REDMOND, Wash. – As commuters turn to vanpools, carpools and other means of ride-sharing to ease the rising cost of gasoline, King County and area businesses are offering incentives to tempt more people to do the same.

Since June, Paul Houldridge has piled in a van with fellow Microsoft workers to commute between North Bend and Redmond. With combined incentives from Microsoft and the city, Houldridge’s group has been driving for free.

“When we started, prices were high but not skyrocketing as they have recently,” Houldridge said. “Now that they’ve gone up, we’re glad we’re not spending our own money.”

King County is offering a Freewheeling incentive program through Oct. 31, with cash rewards for new vanpool members and those who recruit members for its 700 vanpools.

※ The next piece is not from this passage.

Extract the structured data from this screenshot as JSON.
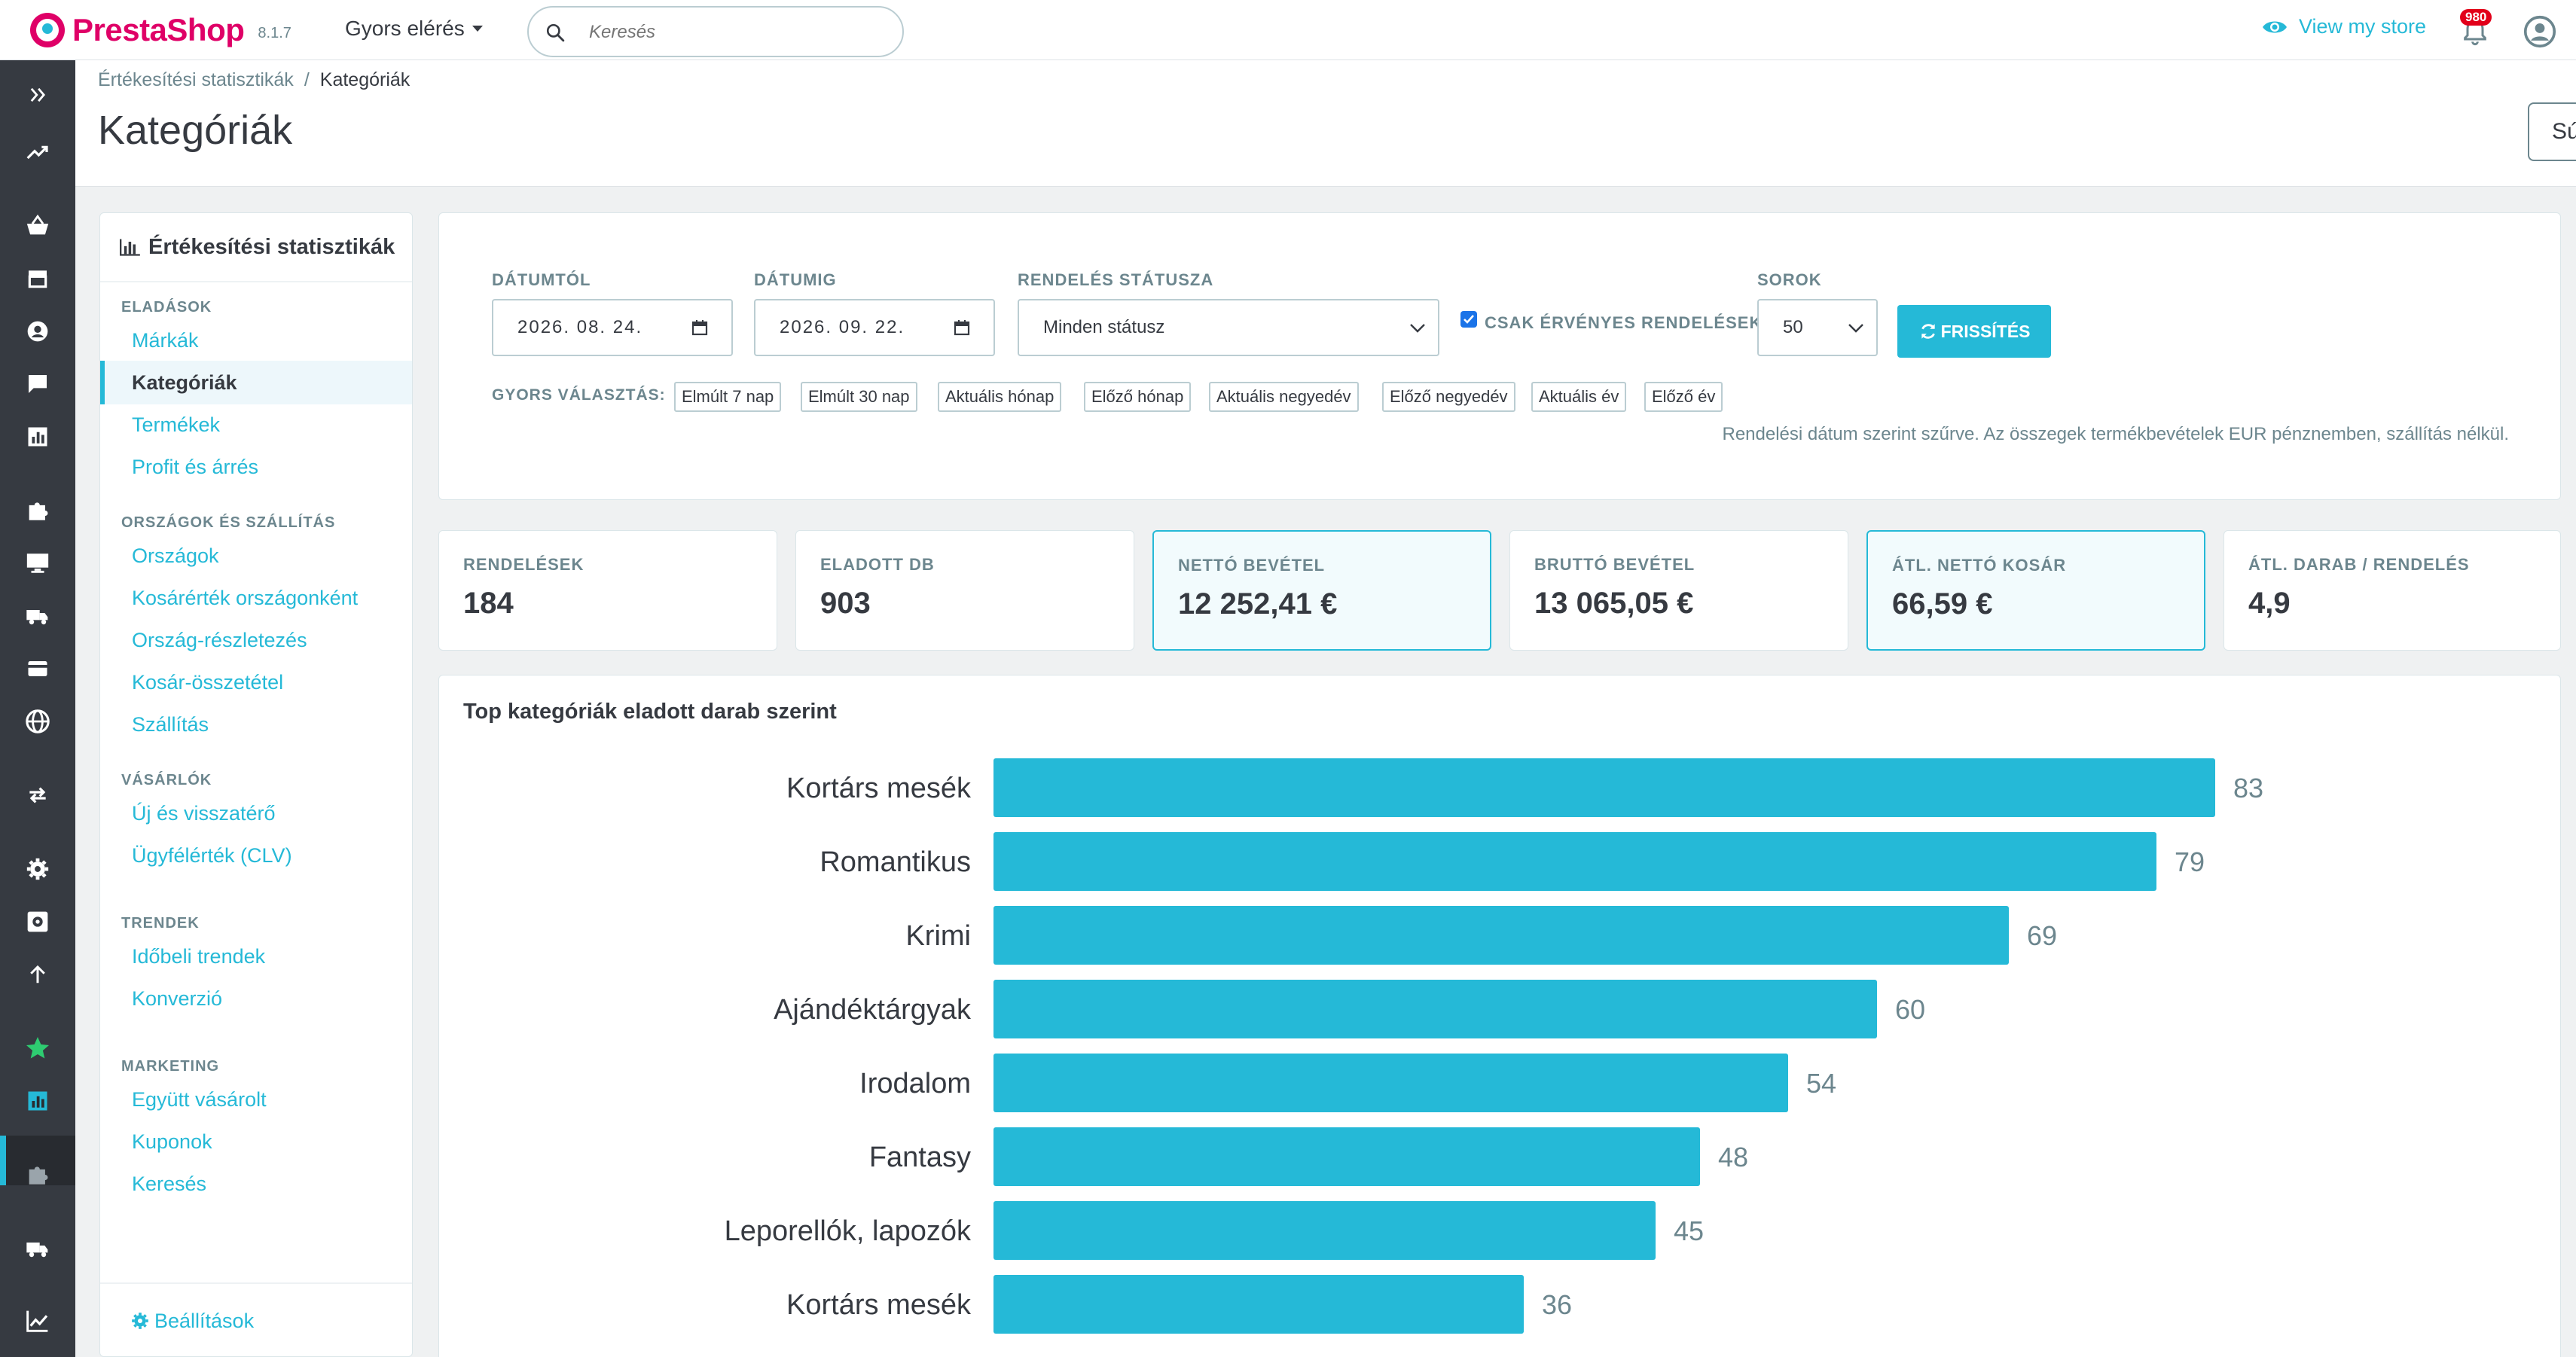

Houldridge is one of thousands who have registered with, a program that matches drivers interested in carpooling.

Nearly 10,000 people had signed up for the ride-match program by Aug. 25, up more than 3,000 from the numbers in August last year, according to figures from Cathy Blumenthal, Metro’s chief of ride-share operations.

In a survey conducted Aug. 15-19 of 1,163 new ride-match users, 15 percent said they wanted to save energy or help the environment, but 30 percent said they wanted to offset the cost of gasoline.

The average price of regular gasoline in Washington state on Sunday was $2.82 per gallon, 5 cents below the national average, according to AAA’s Web site. That’s up from the state average of $2.49 a gallon a month ago and the average of $2 during the same period last year.

Vanpool riders can save more than $200 a month, paying as little as $28.57 in a 15-passenger vanpool and as much as $50 a month in a six-member vanpool.

Nine vanpools serve 600 employees at Recreational Equipment Inc. in Seattle. The company pays part of the cost of carpools, buses and trains, said Randy Hurlow, REI spokesman and vanpool rider.